When Alexander was 18 the family moved to London.  His younger brother died two years later of TB.  Three years after that his older brother died of TB.  That lead the Bells to move to Canada, settling near Brantford, Ontario.  Alexander was invited to teach visible speech to the instructors in a school for the deaf in Boston, Mass.  From there he went on to teach it at a school in Hartford, CT and then in Northampton, Mass.  When he returned home to Ontario but decided to return to Boston as a teacher in private practice.  He opened his own school for the deaf in 1872.  Bell believed that deaf people should be taught to speak rather than use sign language.  He felt this would better integrate them into areas of society where they were often excluded.  It was a controversial stance and one that was rejected by those embracing "deaf culture."


Although his work with the deaf was his greatest love, Bell had a very wide variety of interests.  He experimented with many different things and is, of course, best known for the invention of the telephone.
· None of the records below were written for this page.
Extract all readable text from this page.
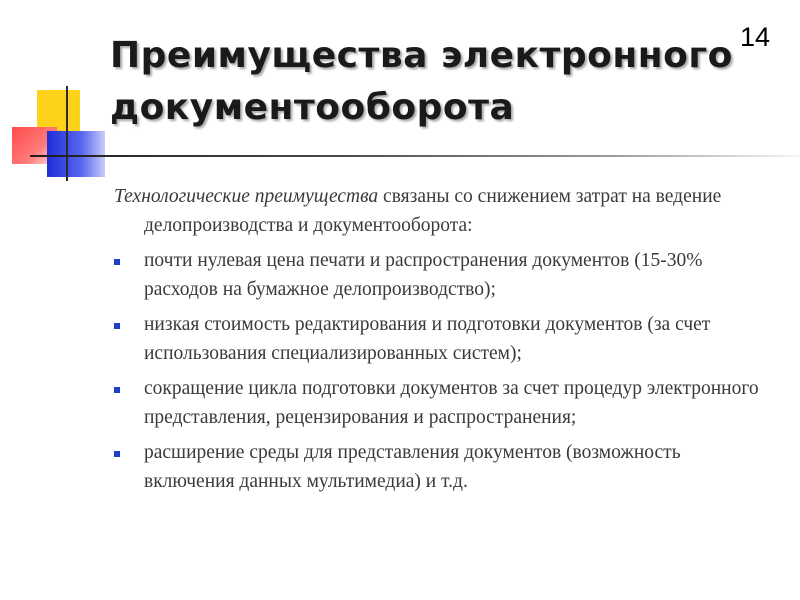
14
Преимущества электронного
документооборота

Технологические преимущества связаны со снижением затрат на ведение делопроизводства и документооборота:

почти нулевая цена печати и распространения документов (15-30% расходов на бумажное делопроизводство);
низкая стоимость редактирования и подготовки документов (за счет использования специализированных систем);
сокращение цикла подготовки документов за счет процедур электронного представления, рецензирования и распространения;
расширение среды для представления документов (возможность включения данных мультимедиа) и т.д.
It made him a rich man.










By this time Bell and his wife and children were living in Washington D.C.  His interests were wide and varied - genetics, x-rays, artificial respiration, water reclamation, artificial cooling, water transport, drinking water, air planes, hydrofoils, etc.




What a brilliant man!

The Silver Dart Airplane he helped develop.

HD4 Hydrofoil he also helped develope.
Set a world water speed record of 114 kph in 1919.


Bell watching the hydrofoil trials on Bras d'Or Lake near Baddeck, Nova Scotia.

What is the Bell's association with Baddeck, Nova Scotia.



The Bell's home in Baddeck.  It is still owned by his descendants and not open to the public.

Flowers at the Alexander Graham Bell National Historic Site.
The site overlooks the bay just north of Baddeck.